Adversity is something Foster has long been familiar with.
The only boy among four sisters, Foster’s adoptive father committed suicide when he was in the fifth grade, and he also injured his knee and back in a separate accident while attending SLU in 2019.
Hardship was nothing new; it shaped Foster’s character.
“I was always told, ‘You can’t do that, you can’t do that,’ so I had to do everything myself from a young age and learn from experience,” Foster said. “I think my sisters always looked up to me and tried to figure things out. I was never perfect, but always going to school every day and being there for them in those moments really helped me athletically and academically and I think that made me a monster of a person to never give up.”
“I started to realize that I could be whoever I wanted to be and I could make my way there. I know I don’t have any extra resources. And I started to realize that if I want something, I just have to go for it. It’s been adversity after adversity.”
He disputed the lack of data on the 24-year-old athlete’s recovery from spinal fusion surgery and stressed his ability to return to running.

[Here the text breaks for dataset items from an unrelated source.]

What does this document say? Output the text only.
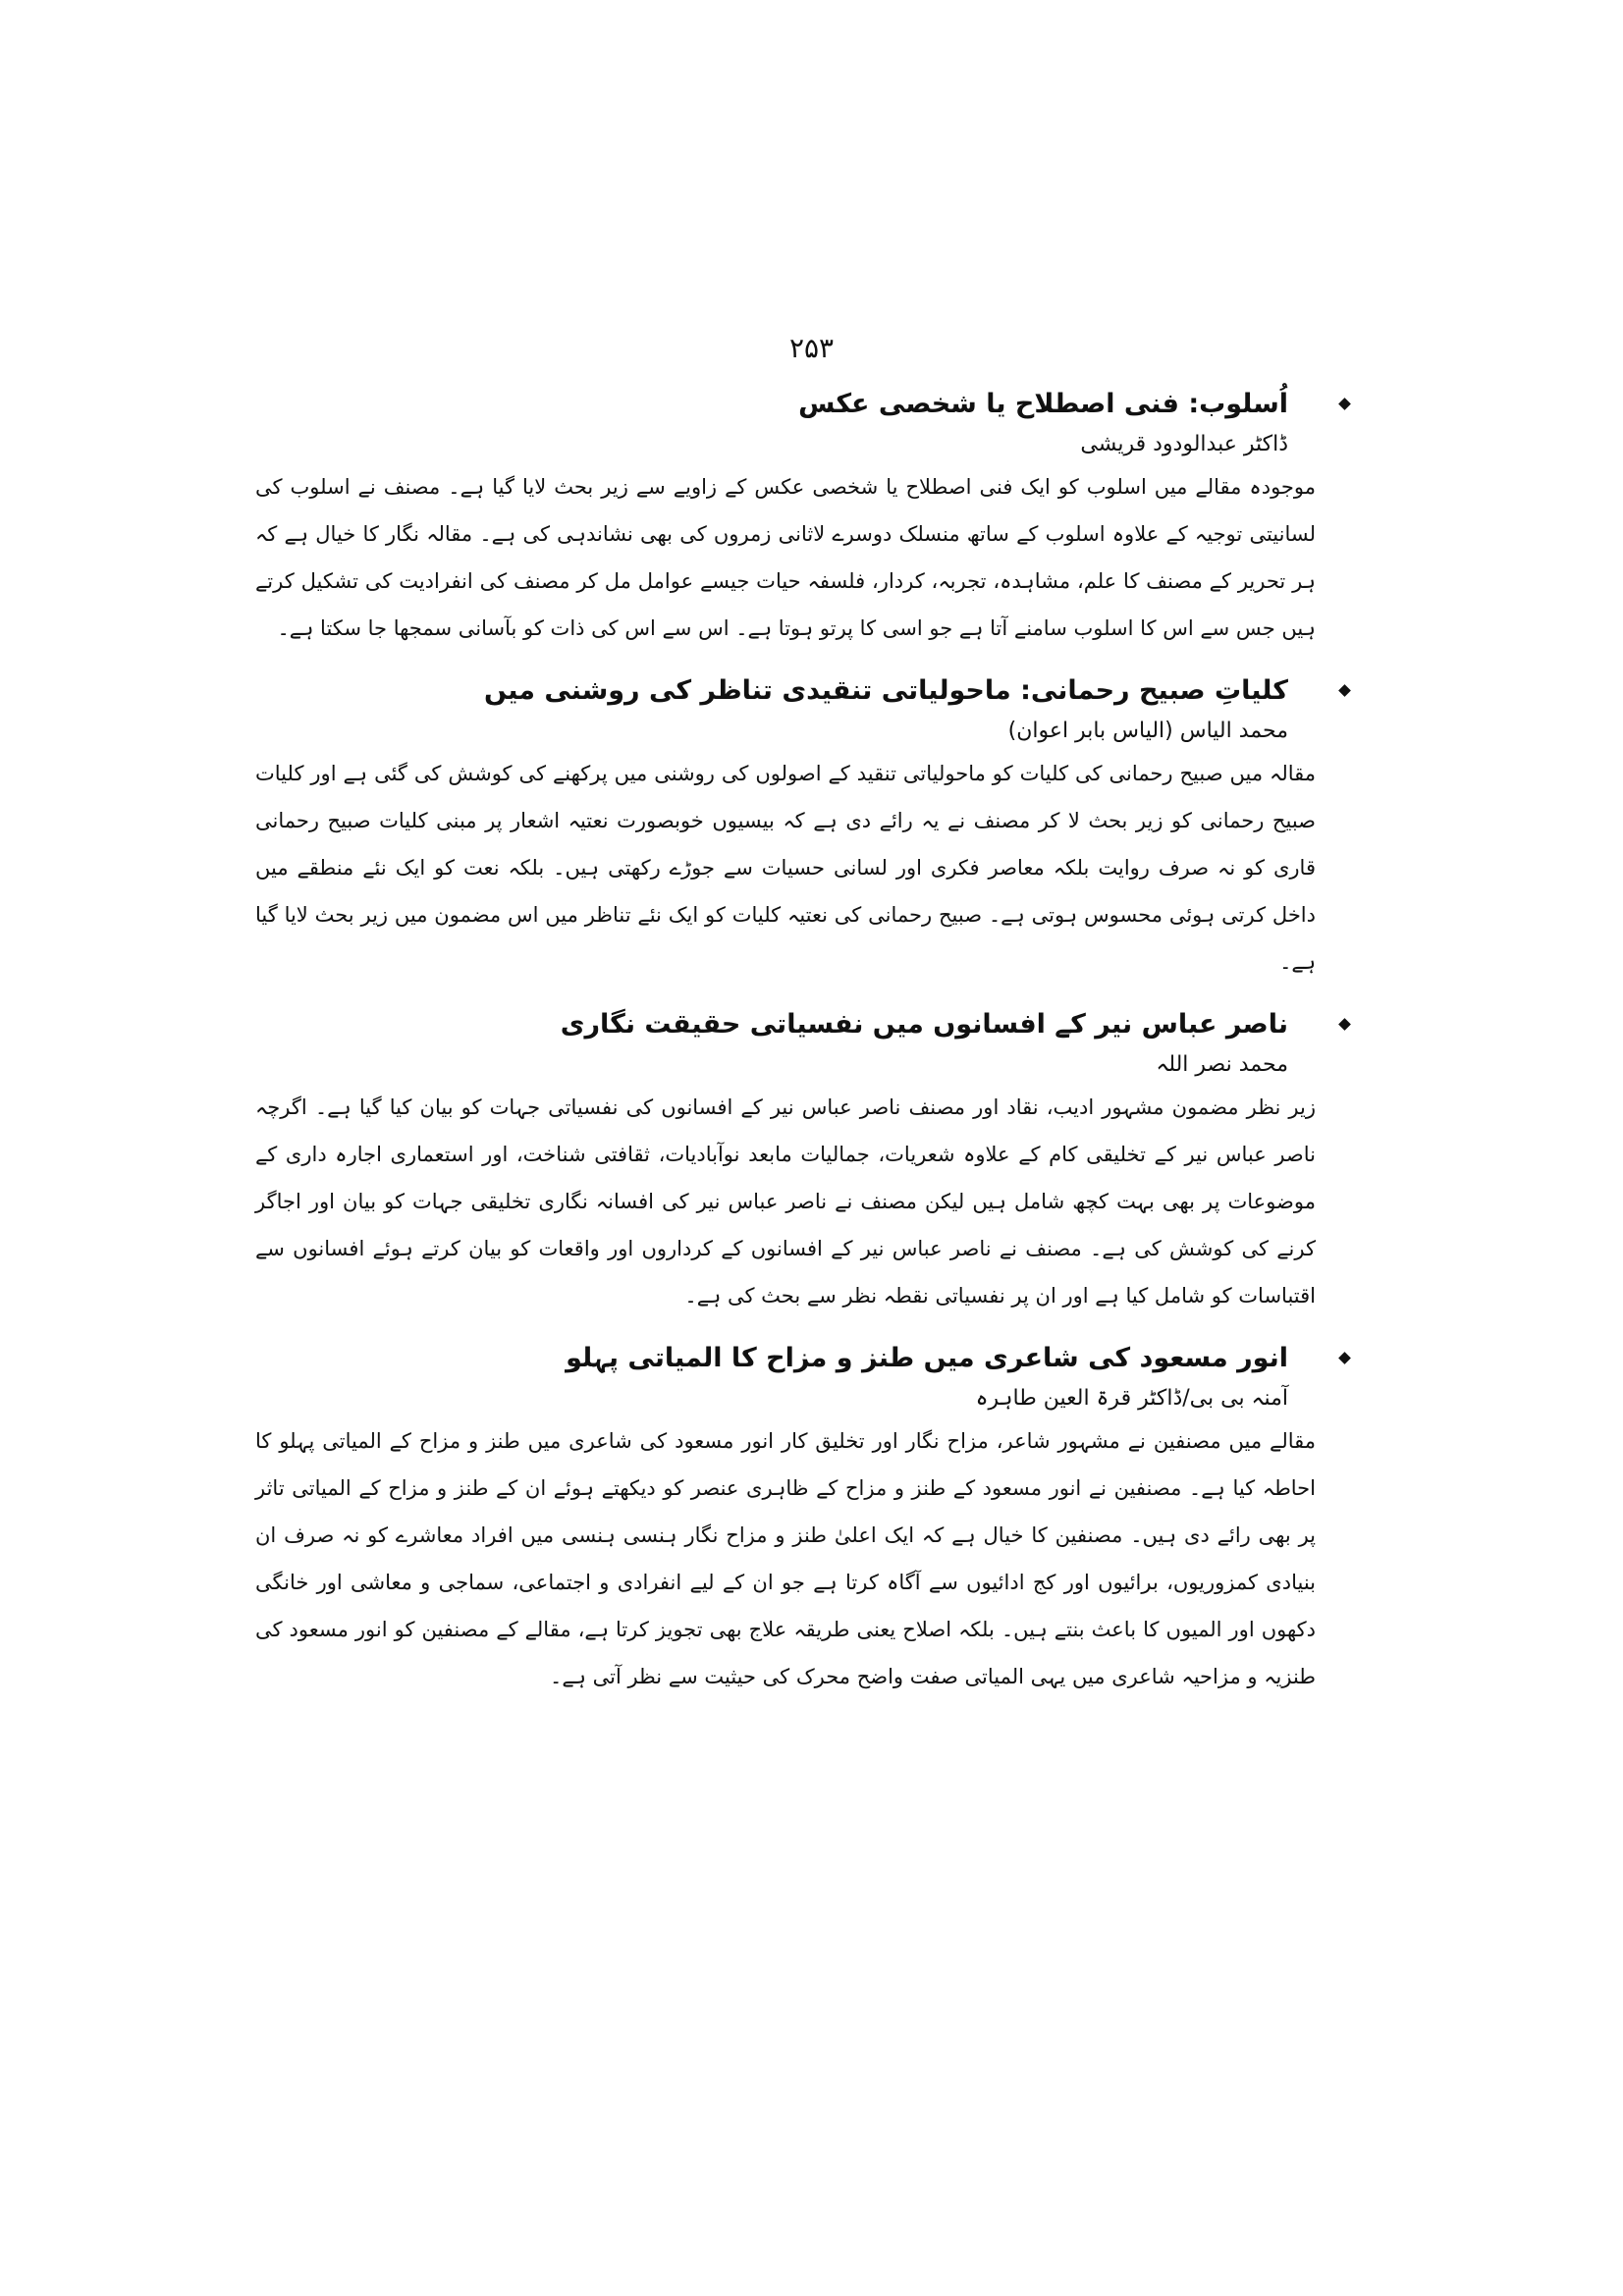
۲۵۳
اُسلوب: فنی اصطلاح یا شخصی عکس
ڈاکٹر عبدالودود قریشی
موجودہ مقالے میں اسلوب کو ایک فنی اصطلاح یا شخصی عکس کے زاویے سے زیر بحث لایا گیا ہے۔ مصنف نے اسلوب کی لسانیتی توجیہ کے علاوہ اسلوب کے ساتھ منسلک دوسرے لاثانی زمروں کی بھی نشاندہی کی ہے۔ مقالہ نگار کا خیال ہے کہ ہر تحریر کے مصنف کا علم، مشاہدہ، تجربہ، کردار، فلسفہ حیات جیسے عوامل مل کر مصنف کی انفرادیت کی تشکیل کرتے ہیں جس سے اس کا اسلوب سامنے آتا ہے جو اسی کا پرتو ہوتا ہے۔ اس سے اس کی ذات کو بآسانی سمجھا جا سکتا ہے۔
کلیاتِ صبیح رحمانی: ماحولیاتی تنقیدی تناظر کی روشنی میں
محمد الیاس (الیاس بابر اعوان)
مقالہ میں صبیح رحمانی کی کلیات کو ماحولیاتی تنقید کے اصولوں کی روشنی میں پرکھنے کی کوشش کی گئی ہے اور کلیات صبیح رحمانی کو زیر بحث لا کر مصنف نے یہ رائے دی ہے کہ بیسیوں خوبصورت نعتیہ اشعار پر مبنی کلیات صبیح رحمانی قاری کو نہ صرف روایت بلکہ معاصر فکری اور لسانی حسیات سے جوڑے رکھتی ہیں۔ بلکہ نعت کو ایک نئے منطقے میں داخل کرتی ہوئی محسوس ہوتی ہے۔ صبیح رحمانی کی نعتیہ کلیات کو ایک نئے تناظر میں اس مضمون میں زیر بحث لایا گیا ہے۔
ناصر عباس نیر کے افسانوں میں نفسیاتی حقیقت نگاری
محمد نصر اللہ
زیر نظر مضمون مشہور ادیب، نقاد اور مصنف ناصر عباس نیر کے افسانوں کی نفسیاتی جہات کو بیان کیا گیا ہے۔ اگرچہ ناصر عباس نیر کے تخلیقی کام کے علاوہ شعریات، جمالیات مابعد نوآبادیات، ثقافتی شناخت، اور استعماری اجارہ داری کے موضوعات پر بھی بہت کچھ شامل ہیں لیکن مصنف نے ناصر عباس نیر کی افسانہ نگاری تخلیقی جہات کو بیان اور اجاگر کرنے کی کوشش کی ہے۔ مصنف نے ناصر عباس نیر کے افسانوں کے کرداروں اور واقعات کو بیان کرتے ہوئے افسانوں سے اقتباسات کو شامل کیا ہے اور ان پر نفسیاتی نقطہ نظر سے بحث کی ہے۔
انور مسعود کی شاعری میں طنز و مزاح کا المیاتی پہلو
آمنہ بی بی/ڈاکٹر قرۃ العین طاہرہ
مقالے میں مصنفین نے مشہور شاعر، مزاح نگار اور تخلیق کار انور مسعود کی شاعری میں طنز و مزاح کے المیاتی پہلو کا احاطہ کیا ہے۔ مصنفین نے انور مسعود کے طنز و مزاح کے ظاہری عنصر کو دیکھتے ہوئے ان کے طنز و مزاح کے المیاتی تاثر پر بھی رائے دی ہیں۔ مصنفین کا خیال ہے کہ ایک اعلیٰ طنز و مزاح نگار ہنسی ہنسی میں افراد معاشرے کو نہ صرف ان بنیادی کمزوریوں، برائیوں اور کج ادائیوں سے آگاہ کرتا ہے جو ان کے لیے انفرادی و اجتماعی، سماجی و معاشی اور خانگی دکھوں اور المیوں کا باعث بنتے ہیں۔ بلکہ اصلاح یعنی طریقہ علاج بھی تجویز کرتا ہے، مقالے کے مصنفین کو انور مسعود کی طنزیہ و مزاحیہ شاعری میں یہی المیاتی صفت واضح محرک کی حیثیت سے نظر آتی ہے۔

Just a few weeks after the surgery, he was able to walk a mile. Two months after the operation, Foster was running long distances. An MRI showed that his spine was intact and the bones had healed, to the surprise of his doctors, who cleared him to race again.
By November, Foster was running at Oklahoma State University, where he was named an All-American and finished 27th at the 2021 NCAA cross country national championships.
“It’s completely changed my outlook on life,” Foster said. “If someone starts complaining, I’ll say, ‘Oh no, I just spilled something,’ and I’ll say, ‘Imagine what it would be like if you didn’t have food.’ It’s funny, but now I say this about everything: ‘Oh, my phone battery’. ‘Oh, I’ll get my charger. Thank goodness I can charge it. Imagine what it would be like if you didn’t have your phone.'”
But Foster still felt disappointed.
Despite his miraculous return, it was clear he would not be selected for the Olympic team.
He was approached by the Paralympics but wasn’t particularly interested. He had dreamed of the Olympics, but was “devastated” when faced with reality.
Then, again, Foster’s perspective changed.
“Basically, I couldn’t contain my pride and my self-esteem,” Foster said. “I think what really angered me was that my sister has spinal stenosis, she’s in a wheelchair, she’s in eighth grade, she’s going to be a freshman in high school this fall. She wears diapers, she has a shunt in her head. The first thing she said to me right after she got out of surgery was, ‘We have matching scars now. We’re the same.'”
“She was like, ‘I can’t do any sports, I can’t do anything,’ and I was like, ‘I can do it.’ It’s hard to say from afar, but I think she really made me realize that I needed to let go of my pride because this is not just about me and achieving the goals that I want, but also to give a little bit of thought and inspiration and hope to other people who may not be in the same recovery.”
Foster enters the Paralympics as the favorite to win a medal in the men’s 1,500m race in the T-38 group, which is for athletes whose lower body and leg movement and coordination are mildly affected.
This comes amid unexpected TV fame: “Surviving Paradise,” in which contestants journey from the wilderness to luxury villas for a $100,000 prize, made Netflix’s top 10 in the US this year, and Foster has begun to attract public attention.
“It was something I’d always wanted to do, but the timing just wasn’t right,” Foster said. “It was completely by chance, but the timing was perfect. It was summer, my last year of school, there were no obstacles, it just made sense. I didn’t really know what I was getting myself into, I didn’t know if I was going to love it or hate it, but I asked myself, ‘Shay, would I regret not doing this?’ And the answer was yes. I’m glad I went. It was an amazing experience.”
The Paralympics, reality TV and inspiring others.
Foster is just getting started.
“Looking back, the story isn’t over yet,” he said.